As soon as the clock struck noon, a line of cars starting forming at the park's entrance.

Gov. John Hickenlooper said Friday the state will pay for the park to stay open as long as the shutdown lasts. It will cost $40,300 a day to pay park service employees to operate the park.

So far the state and the Department of the Interior have only agreed to a 10-day opening, which will cost $362,700 in total.

Trail Ridge Road will also reopen as soon as the highway can be plowed, Brown said.

Trail Ridge Road through the RNMP is one of the more popular routes to the town of Estes Park, which was one of the cities most damaged by the flooding a month ago.

“This reopening is critical to ongoing recovery efforts after last month’s flooding,” Hickenlooper said in a statement. “Trail Ridge Road provides a vital access point to Estes Park. Plus, the reopening of the park will help businesses in the area that have suffered a one-two punch after the flooding and federal government shutdown.”

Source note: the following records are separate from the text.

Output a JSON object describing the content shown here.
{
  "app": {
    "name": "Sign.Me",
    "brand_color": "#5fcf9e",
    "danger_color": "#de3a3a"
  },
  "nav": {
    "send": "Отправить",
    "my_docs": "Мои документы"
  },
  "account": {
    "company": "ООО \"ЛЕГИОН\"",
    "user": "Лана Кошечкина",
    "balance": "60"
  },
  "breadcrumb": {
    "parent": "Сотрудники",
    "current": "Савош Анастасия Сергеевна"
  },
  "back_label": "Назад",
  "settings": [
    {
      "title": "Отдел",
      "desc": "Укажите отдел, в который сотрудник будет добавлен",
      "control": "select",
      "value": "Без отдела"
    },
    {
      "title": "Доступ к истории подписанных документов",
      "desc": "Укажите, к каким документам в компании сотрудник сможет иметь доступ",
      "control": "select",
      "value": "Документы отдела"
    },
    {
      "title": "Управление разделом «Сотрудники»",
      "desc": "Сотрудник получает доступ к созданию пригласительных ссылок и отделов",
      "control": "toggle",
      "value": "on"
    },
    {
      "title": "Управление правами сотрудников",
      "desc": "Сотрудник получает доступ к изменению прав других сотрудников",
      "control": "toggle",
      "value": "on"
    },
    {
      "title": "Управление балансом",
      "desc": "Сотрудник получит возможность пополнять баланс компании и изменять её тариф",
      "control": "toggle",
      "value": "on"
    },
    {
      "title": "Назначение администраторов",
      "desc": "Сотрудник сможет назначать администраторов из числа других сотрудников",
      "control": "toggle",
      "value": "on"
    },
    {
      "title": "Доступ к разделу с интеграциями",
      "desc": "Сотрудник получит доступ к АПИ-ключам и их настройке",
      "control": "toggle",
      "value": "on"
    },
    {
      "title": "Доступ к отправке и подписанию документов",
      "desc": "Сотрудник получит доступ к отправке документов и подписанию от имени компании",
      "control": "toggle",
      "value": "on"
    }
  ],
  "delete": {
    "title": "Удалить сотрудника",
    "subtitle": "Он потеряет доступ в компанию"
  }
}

The state will initially use money from the Colorado Tourism Office to operate the park and will seek reimbursement from the federal government, Brown said.

Fees will still be charged and collected and the park will be on normal operating hours, he said.

Hickenlooper toured Estes Park Wednesday and vowed to reopen RMNP.

“The flood impact has been difficult for our residents and businesses and the closure of Rocky Mountain National Park was a huge economic blow just as we were pulling together toward recovery,” said Estes Park Mayor Bill Pinkham.

Along main street most businesses are back open, some even advertising flood sales, but small business owners told FOX31 that customers weren't coming back because of the park closure.